KEY POINTS:
The Archbishop of Canterbury certainly hit the nail on the head in his sermon on Easter Sunday.
Rowan Williams told his Canterbury Cathedral congregation that greed was consuming the world's civilised nations. The "comforts and luxuries" people took for granted could not be sustained forever and as a result civilisation would one day collapse.
"Individuals live in anxious and acquisitive ways, seizing what they can to provide a security that is bound to dissolve, because they are going to die. Societies or nations do the same ...
"Whether it is the individual grabbing the things of this world [which is] the mark of an inner deadness, or the greed of societies that assume there will always be enough to meet their desires - enough oil, enough power, enough territory - the same fantasy is at work.
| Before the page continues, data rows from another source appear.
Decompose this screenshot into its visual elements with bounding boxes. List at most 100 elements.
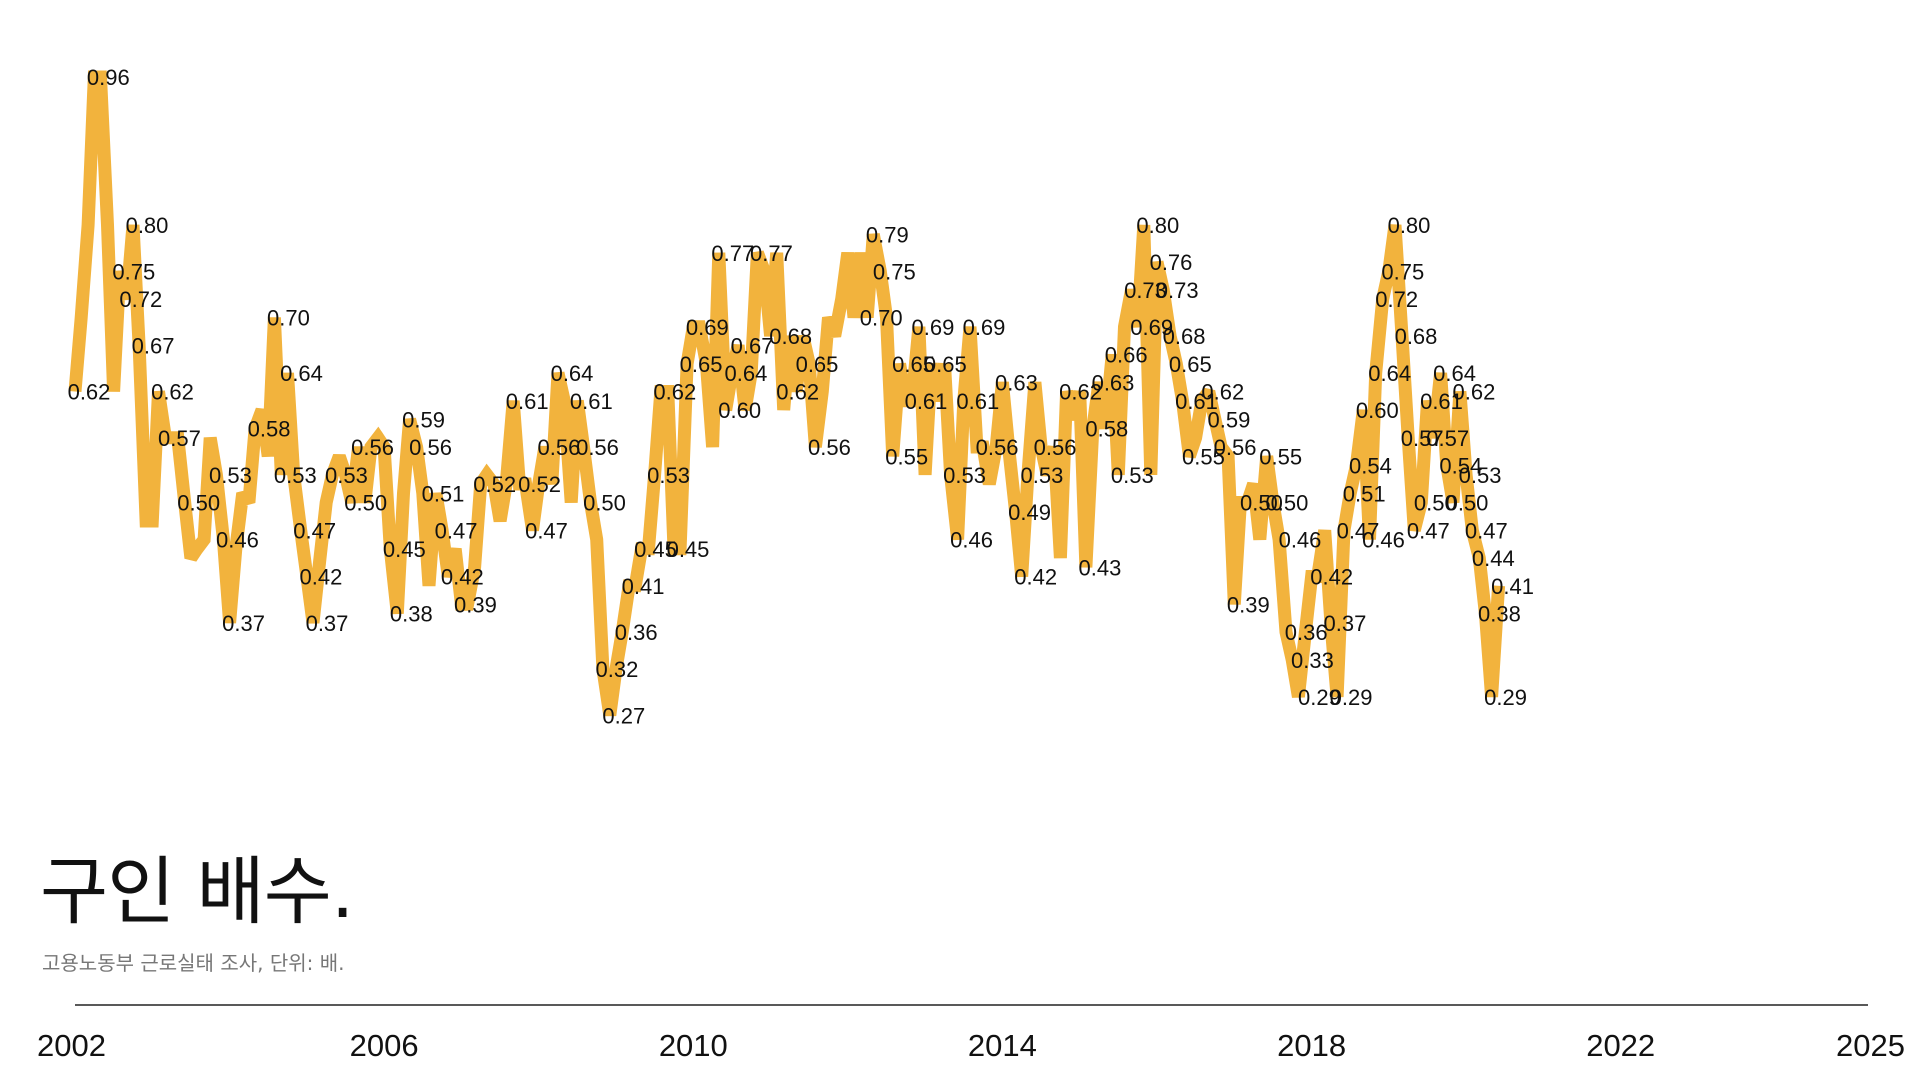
data-label: 0.67 <box>132 333 175 358</box>
data-label: 0.42 <box>1014 565 1057 590</box>
data-label: 0.62 <box>653 380 696 405</box>
data-label: 0.56 <box>351 435 394 460</box>
data-label: 0.58 <box>1085 417 1128 442</box>
data-label: 0.36 <box>1285 620 1328 645</box>
data-label: 0.42 <box>299 565 342 590</box>
data-label: 0.68 <box>1395 324 1438 349</box>
data-label: 0.67 <box>731 333 774 358</box>
x-tick-label: 2010 <box>659 1028 728 1063</box>
data-label: 0.47 <box>435 518 478 543</box>
data-label: 0.62 <box>776 380 819 405</box>
data-label: 0.43 <box>1078 555 1121 580</box>
data-label: 0.38 <box>390 602 433 627</box>
data-label: 0.27 <box>602 703 645 728</box>
data-label: 0.39 <box>454 592 497 617</box>
data-label: 0.47 <box>1337 518 1380 543</box>
data-label: 0.54 <box>1439 454 1482 479</box>
data-label: 0.53 <box>647 463 690 488</box>
data-label: 0.50 <box>1265 491 1308 516</box>
data-label: 0.69 <box>963 315 1006 340</box>
data-label: 0.53 <box>943 463 986 488</box>
data-label: 0.47 <box>293 518 336 543</box>
data-label: 0.39 <box>1227 592 1270 617</box>
data-label: 0.68 <box>769 324 812 349</box>
data-label: 0.50 <box>1446 491 1489 516</box>
data-label: 0.69 <box>686 315 729 340</box>
data-label: 0.64 <box>724 361 767 386</box>
data-label: 0.46 <box>216 528 259 553</box>
data-label: 0.60 <box>718 398 761 423</box>
data-label: 0.63 <box>1092 370 1135 395</box>
data-label: 0.53 <box>1111 463 1154 488</box>
data-label: 0.56 <box>409 435 452 460</box>
data-label: 0.64 <box>551 361 594 386</box>
data-label: 0.64 <box>1433 361 1476 386</box>
data-label: 0.53 <box>209 463 252 488</box>
data-label: 0.51 <box>422 481 465 506</box>
data-label: 0.80 <box>1136 213 1179 238</box>
data-label: 0.55 <box>1182 444 1225 469</box>
data-label: 0.62 <box>1059 380 1102 405</box>
data-label: 0.58 <box>248 417 291 442</box>
data-label: 0.45 <box>383 537 426 562</box>
data-label: 0.80 <box>126 213 169 238</box>
chart-title: 구인 배수. <box>40 849 354 935</box>
data-label: 0.75 <box>1381 259 1424 284</box>
data-label-layer: 0.620.960.750.720.800.670.620.570.500.53… <box>68 65 1534 728</box>
data-label: 0.77 <box>711 241 754 266</box>
data-label: 0.56 <box>1214 435 1257 460</box>
x-tick-label: 2018 <box>1277 1028 1346 1063</box>
data-label: 0.29 <box>1298 685 1341 710</box>
data-label: 0.45 <box>667 537 710 562</box>
data-label: 0.33 <box>1291 648 1334 673</box>
data-label: 0.37 <box>222 611 265 636</box>
data-label: 0.57 <box>1401 426 1444 451</box>
data-label: 0.69 <box>911 315 954 340</box>
data-label: 0.56 <box>1034 435 1077 460</box>
data-label: 0.36 <box>615 620 658 645</box>
data-label: 0.69 <box>1130 315 1173 340</box>
data-label: 0.63 <box>995 370 1038 395</box>
data-label: 0.61 <box>905 389 948 414</box>
data-label: 0.55 <box>1259 444 1302 469</box>
data-label: 0.66 <box>1105 343 1148 368</box>
data-label: 0.50 <box>583 491 626 516</box>
data-label: 0.38 <box>1478 602 1521 627</box>
data-label: 0.70 <box>860 306 903 331</box>
x-tick-label: 2014 <box>968 1028 1037 1063</box>
data-label: 0.46 <box>1279 528 1322 553</box>
data-label: 0.53 <box>1459 463 1502 488</box>
data-label: 0.50 <box>1414 491 1457 516</box>
data-label: 0.56 <box>976 435 1019 460</box>
data-label: 0.65 <box>680 352 723 377</box>
line-layer <box>68 70 1506 717</box>
data-label: 0.37 <box>306 611 349 636</box>
data-label: 0.53 <box>1020 463 1063 488</box>
data-label: 0.72 <box>1375 287 1418 312</box>
data-label: 0.62 <box>68 380 111 405</box>
data-label: 0.56 <box>576 435 619 460</box>
x-tick-label: 2025 <box>1836 1028 1905 1063</box>
data-label: 0.68 <box>1163 324 1206 349</box>
data-label: 0.46 <box>950 528 993 553</box>
data-label: 0.45 <box>634 537 677 562</box>
data-label: 0.32 <box>595 657 638 682</box>
data-label: 0.65 <box>924 352 967 377</box>
data-label: 0.61 <box>570 389 613 414</box>
chart-subtitle: 고용노동부 근로실태 조사, 단위: 배. <box>42 951 345 975</box>
data-label: 0.76 <box>1150 250 1193 275</box>
data-label: 0.64 <box>280 361 323 386</box>
x-tick-label-layer: 2002 2006 2010 2014 2018 2022 2025 <box>37 1028 1905 1063</box>
data-label: 0.53 <box>274 463 317 488</box>
data-label: 0.64 <box>1368 361 1411 386</box>
data-label: 0.62 <box>1452 380 1495 405</box>
data-label: 0.53 <box>325 463 368 488</box>
data-label: 0.65 <box>1169 352 1212 377</box>
data-label: 0.47 <box>1407 518 1450 543</box>
data-label: 0.56 <box>537 435 580 460</box>
data-label: 0.57 <box>158 426 201 451</box>
data-label: 0.70 <box>267 306 310 331</box>
data-label: 0.49 <box>1008 500 1051 525</box>
data-label: 0.73 <box>1124 278 1167 303</box>
data-label: 0.52 <box>473 472 516 497</box>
"We as individuals cannot contemplate an end to our acquiring, and we as a culture can't imagine that this civilisation, like all others, will collapse and that what we take for granted about our comforts and luxuries simply can't be sustained indefinitely," Dr Williams said.
I have said it before and I say it again: greed is the most dangerous of the seven deadly sins at work in the world today. And it will, in the end, destroy us.
Greed destroyed the Roman Empire; and hundreds of years later reduced the British Empire from a worldwide conglomerate to nothing more than a couple of islands in the North Sea.
The grasping exploitation of the people, the minerals and other resources of the lands under British dominion eventually led to rebellion and from rebellion to independence.
Thus will it be for all the "empires" of today, particularly those nations that make up the countries of the OECD, in which materialism and greed abound on a scale probably greater than any seen before. Already we are seeing cracks appearing in the economies of many of the world's richest (and greediest) nations - including our own, for all that it is one of the world's smaller backwaters.
Greed caused the crash in 1987 when it became rampant in the wake of economic deregulation and the emperors of the business empires built on other people's money were found to have no clothes.
Greed is the cause of the collapse lately of a whole heap of usurious moneylenders and property developers, all of whom also profited hugely from the misuse of other people's money.
Greed brought us the dreadful leaky homes tragedy; greed lifted the housing market to obscene heights, and now that the bubble has burst a lot more people are going to get seriously hurt.
And, most sinister of all, it is greed that has enticed this country to seek a free trade agreement with China, a move that will eventually have dreadful consequences for each and every one of us.
The United States economy is perilously close to imploding on the back of an unwinnable war, pandering to the rich and the fantasy activities of fringe players in the mortgage market who sucked in some seemingly solid financial institutions whose greed overcame their stewardship scruples.
The countries of the European Union are all facing economic troubles - not the least of which is their unsupportable subsidy system - and you can guarantee that as their economies falter, nationalism will once again take over. In 50 years or less the EU will no longer exist.
Meanwhile it is acknowledged that the two fastest-growing economies in the world are China and India which between them contain a large percentage of the world's population.
These are the empires of the future, and as they begin to dominate the global economy, if you think they won't take revenge on the nations which for centuries have treated them as poor relations, then think again.
As they rise they will exhibit a manifestation of greed unknown and incomprehensible to the Western mind, for they have no background of Judaeo-Christian moral and ethical belief to temper their self-interest.
In an Easter Sunday newspaper article, the Bishop of Rochester, Michael Nazir-Ali, wrote that the turmoil in the world's financial markets resulted from amoral forces and warned that one of the "great disparities" of our age was the gap between rich and poor.
"Those with power need to ensure that the poor are not disproportionately affected," he wrote. "What is required is a change of heart, of disposition, of attitude.
"From possessiveness we need to move to gratitude for what we have, from cutting corners to make a quick buck to that integrity for which business in this country was celebrated, and from mere accumulation of wealth to a generosity of spirit."
Well, that would be a start. But don't hold your breath.